Gartner defines unstructured data as content that does not conform to a specific, pre-defined data model. It tends to be the human-generated and people-oriented content that does not fit neatly into database tables. Within the enterprise unstructured content takes many forms, chief amongst which are business documents (reports, presentations, spreadsheets and the like), email and web content. Each of these content sources has mature disciplines supporting them. Business documents are shepherded through their lifecycle by ECM platforms. Email is managed, monitored and archived along with other text-based communication channels. Ever more sophisticated web content is matched by equally sophisticated Web Content Management tools. Each of these platforms is focused on management and retention rather than analysis and exploration. They are not intended to provide advanced analytical and exploration capabilities for the content they manage; nor are they capable of doing so. They can, however, provide a robust foundation supporting a Big Content infrastructure.

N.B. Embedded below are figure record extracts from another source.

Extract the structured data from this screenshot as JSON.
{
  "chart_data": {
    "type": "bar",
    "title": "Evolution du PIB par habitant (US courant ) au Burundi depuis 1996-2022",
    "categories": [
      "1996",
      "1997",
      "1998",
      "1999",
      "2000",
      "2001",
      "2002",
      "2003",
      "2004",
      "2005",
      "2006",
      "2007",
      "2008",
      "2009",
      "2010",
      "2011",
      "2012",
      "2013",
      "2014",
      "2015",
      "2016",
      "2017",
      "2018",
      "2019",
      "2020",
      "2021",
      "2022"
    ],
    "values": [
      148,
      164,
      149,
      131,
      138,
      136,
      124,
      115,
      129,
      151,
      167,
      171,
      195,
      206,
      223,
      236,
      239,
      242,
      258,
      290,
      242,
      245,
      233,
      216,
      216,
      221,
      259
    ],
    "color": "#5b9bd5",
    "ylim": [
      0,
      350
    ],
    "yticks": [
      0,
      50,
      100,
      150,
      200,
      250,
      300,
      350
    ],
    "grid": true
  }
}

Enterprise owned and operated information is only part of the Big Content equation. The potential for insight and intelligence expands dramatically when enterprise information is augmented and enhanced with public information. Content from the social stream can be a direct line into the hearts and minds of customers. Blogs, tweets, comments and ratings are a reflection of the current state of public sentiment at any given point in time. More traditional web content such as news articles, product information and simple corporate informational web pages become an extension of internal research when tamed. More formal data sources are emerging in the public realm in the form of smart disclosure information from various areas of government in the US and Linked Open Data across the globe. All of these unstructured (and semi-structured) information sources become valuable extensions to enterprise information resources when approached in a Big Content manner.

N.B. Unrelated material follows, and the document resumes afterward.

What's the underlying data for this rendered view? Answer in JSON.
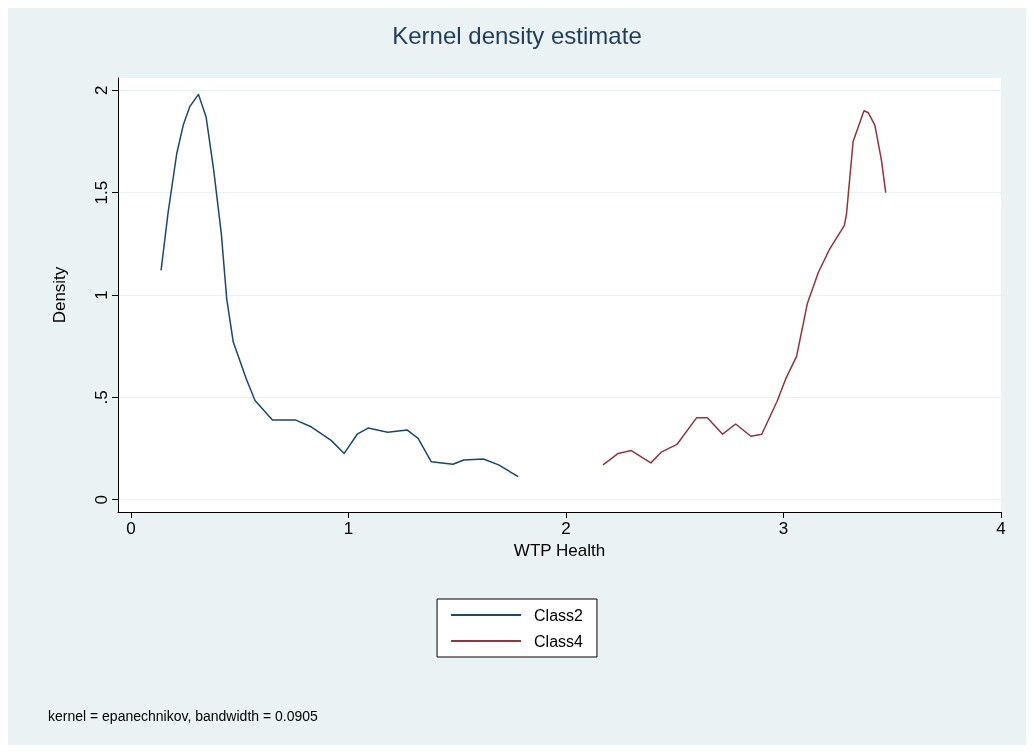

Gartner is embarking on a new look at how Big Data technologies and techniques can be applied to unstructured information resources. We are calling this Big Content. I will be exploring this topic in a series of three documents that will appear over the course of the next few months.
Big Content: Unlocking the Unstructured Side of Big Data
Using Search to Discover Big Data
Building a Content Command Center
This an exciting and rapidly evolving part of the Big Data landscape. Big Data, ECM, Search and Semantics are converging to open up new possibilities emerging from our ever growing content stores. I’m looking forward to examining and discussing this new topic with the Gartner community.